"Well," Billy had got out his smoking material, from force of the habit with which a range-rider seizes every opportunity for a smoke, and singled meditatively a leaf. "Well, I kinda know it by sight, all right." And in his voice lurked a pride of knowledge inexplicable to one who has not known and loved the range-land. "I guess you'd have some trouble finding a square foot of it that I ain't been over," he added, mildly boastful.

If one might judge anything from a face as blank as that of a china doll, both the pride and the boastfulness were quite lost upon the stranger. Only his eyes were wistfully melancholy.

"My name is Alexander P. Dill," he informed Billy quite unnecessarily. "I was going to the Murton place. They told me it was only ten miles from town and it seems as though I must have taken the wrong road, somehow. Could you tell me about where it would be from here?"

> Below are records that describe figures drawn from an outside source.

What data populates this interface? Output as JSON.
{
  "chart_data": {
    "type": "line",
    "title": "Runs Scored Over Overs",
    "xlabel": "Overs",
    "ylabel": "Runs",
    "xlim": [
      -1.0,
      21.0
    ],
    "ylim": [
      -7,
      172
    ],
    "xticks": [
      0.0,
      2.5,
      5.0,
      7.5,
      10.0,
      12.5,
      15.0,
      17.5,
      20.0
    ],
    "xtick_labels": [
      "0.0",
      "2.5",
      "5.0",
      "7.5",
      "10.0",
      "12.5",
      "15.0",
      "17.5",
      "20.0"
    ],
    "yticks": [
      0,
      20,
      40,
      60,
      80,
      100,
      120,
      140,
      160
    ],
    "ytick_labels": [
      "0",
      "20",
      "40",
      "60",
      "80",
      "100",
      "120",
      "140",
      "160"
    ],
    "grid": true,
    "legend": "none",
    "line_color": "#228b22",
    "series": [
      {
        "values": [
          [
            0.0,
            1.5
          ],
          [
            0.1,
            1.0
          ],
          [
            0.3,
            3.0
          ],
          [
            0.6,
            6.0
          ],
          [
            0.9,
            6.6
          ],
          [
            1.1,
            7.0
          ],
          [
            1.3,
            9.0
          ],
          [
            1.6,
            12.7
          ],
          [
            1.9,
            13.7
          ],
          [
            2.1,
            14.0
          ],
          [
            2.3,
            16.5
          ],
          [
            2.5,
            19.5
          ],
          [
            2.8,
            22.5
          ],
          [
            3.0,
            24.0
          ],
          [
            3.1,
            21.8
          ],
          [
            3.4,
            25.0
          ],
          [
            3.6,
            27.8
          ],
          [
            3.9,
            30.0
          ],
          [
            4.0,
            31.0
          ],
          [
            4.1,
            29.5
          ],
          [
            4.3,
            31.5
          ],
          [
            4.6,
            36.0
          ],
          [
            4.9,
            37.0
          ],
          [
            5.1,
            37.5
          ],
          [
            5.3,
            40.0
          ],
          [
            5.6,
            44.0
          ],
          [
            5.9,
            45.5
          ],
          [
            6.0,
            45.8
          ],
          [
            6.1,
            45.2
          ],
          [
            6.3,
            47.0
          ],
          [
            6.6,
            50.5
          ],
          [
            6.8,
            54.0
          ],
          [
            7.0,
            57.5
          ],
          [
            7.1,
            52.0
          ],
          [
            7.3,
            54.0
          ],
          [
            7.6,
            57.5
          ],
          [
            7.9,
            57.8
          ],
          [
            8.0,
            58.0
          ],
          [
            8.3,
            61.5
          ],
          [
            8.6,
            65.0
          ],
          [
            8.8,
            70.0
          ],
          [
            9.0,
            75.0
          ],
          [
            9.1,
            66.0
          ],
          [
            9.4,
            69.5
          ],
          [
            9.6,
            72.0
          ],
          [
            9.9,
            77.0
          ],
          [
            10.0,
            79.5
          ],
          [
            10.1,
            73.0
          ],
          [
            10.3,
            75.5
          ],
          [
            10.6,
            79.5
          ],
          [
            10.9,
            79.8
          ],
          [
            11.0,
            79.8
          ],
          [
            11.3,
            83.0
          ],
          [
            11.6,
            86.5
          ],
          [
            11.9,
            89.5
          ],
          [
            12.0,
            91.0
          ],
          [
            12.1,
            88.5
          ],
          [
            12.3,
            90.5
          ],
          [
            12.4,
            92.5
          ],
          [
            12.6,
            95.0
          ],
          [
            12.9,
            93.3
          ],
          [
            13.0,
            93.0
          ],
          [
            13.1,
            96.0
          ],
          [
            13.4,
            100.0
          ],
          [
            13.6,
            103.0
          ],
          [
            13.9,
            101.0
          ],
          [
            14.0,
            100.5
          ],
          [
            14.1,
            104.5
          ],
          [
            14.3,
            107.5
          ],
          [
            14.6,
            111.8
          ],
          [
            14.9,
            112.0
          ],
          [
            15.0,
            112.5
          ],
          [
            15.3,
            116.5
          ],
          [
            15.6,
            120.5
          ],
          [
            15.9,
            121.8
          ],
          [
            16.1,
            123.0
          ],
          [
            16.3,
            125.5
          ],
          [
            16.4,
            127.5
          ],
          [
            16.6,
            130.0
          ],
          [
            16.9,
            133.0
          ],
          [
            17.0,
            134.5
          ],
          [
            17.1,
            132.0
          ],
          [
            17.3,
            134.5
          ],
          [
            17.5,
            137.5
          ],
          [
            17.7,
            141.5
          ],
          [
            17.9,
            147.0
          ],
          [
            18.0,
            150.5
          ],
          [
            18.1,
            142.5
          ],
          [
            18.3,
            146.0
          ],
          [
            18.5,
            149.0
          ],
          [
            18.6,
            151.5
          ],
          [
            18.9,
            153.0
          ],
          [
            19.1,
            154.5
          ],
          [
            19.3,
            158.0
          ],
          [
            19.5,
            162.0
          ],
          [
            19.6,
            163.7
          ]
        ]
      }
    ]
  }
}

Charming Billy's cupped hands hid his mouth, but his eyes laughed. "Roads ain't so plenty around here that you've any call to take one that don't belong to yuh," he reproved, when his cigarette was going well. "If Hardup's the place yuh started from, and if they headed yah right when they turned yuh loose, you've covered about eighteen miles and bent 'em into a beautiful quarter-circle--and how yuh ever went and done it undeliberate gets me. You are now seven miles from Hardup and sixteen miles, more or less, from Murton's." He stopped to watch the effect of his information.

Alexander P. Dill was a long man--an exceedingly long man, as Billy had already observed--and now he drooped so that he reminded Billy of shutting up a telescope. His mouth drooped, also, like that of a disappointed child, and his eyes took to themselves more melancholy. "I must have taken the wrong road," he repeated ineffectually.

"Yes," Billy agreed gravely, "I guess yuh must of; it does kinda look that way." There was no reason why he should feel anything more than a passing amusement at this wandering length of humanity, but Billy felt an unaccountable stirring of pity and a feeling of indulgent responsibility for the man.

"Could you--direct me to the right road?"

"Well, I reckon I could," Billy told him doubtfully, "but it would be quite a contract under the circumstances. Anyway, your cayuse is too near played; yuh better cut out your visit this time and come along back to town with me. You're liable to do a lot more wandering around till yuh find yourself plumb afoot." He did not know that he came near using the tone one takes toward a lost child.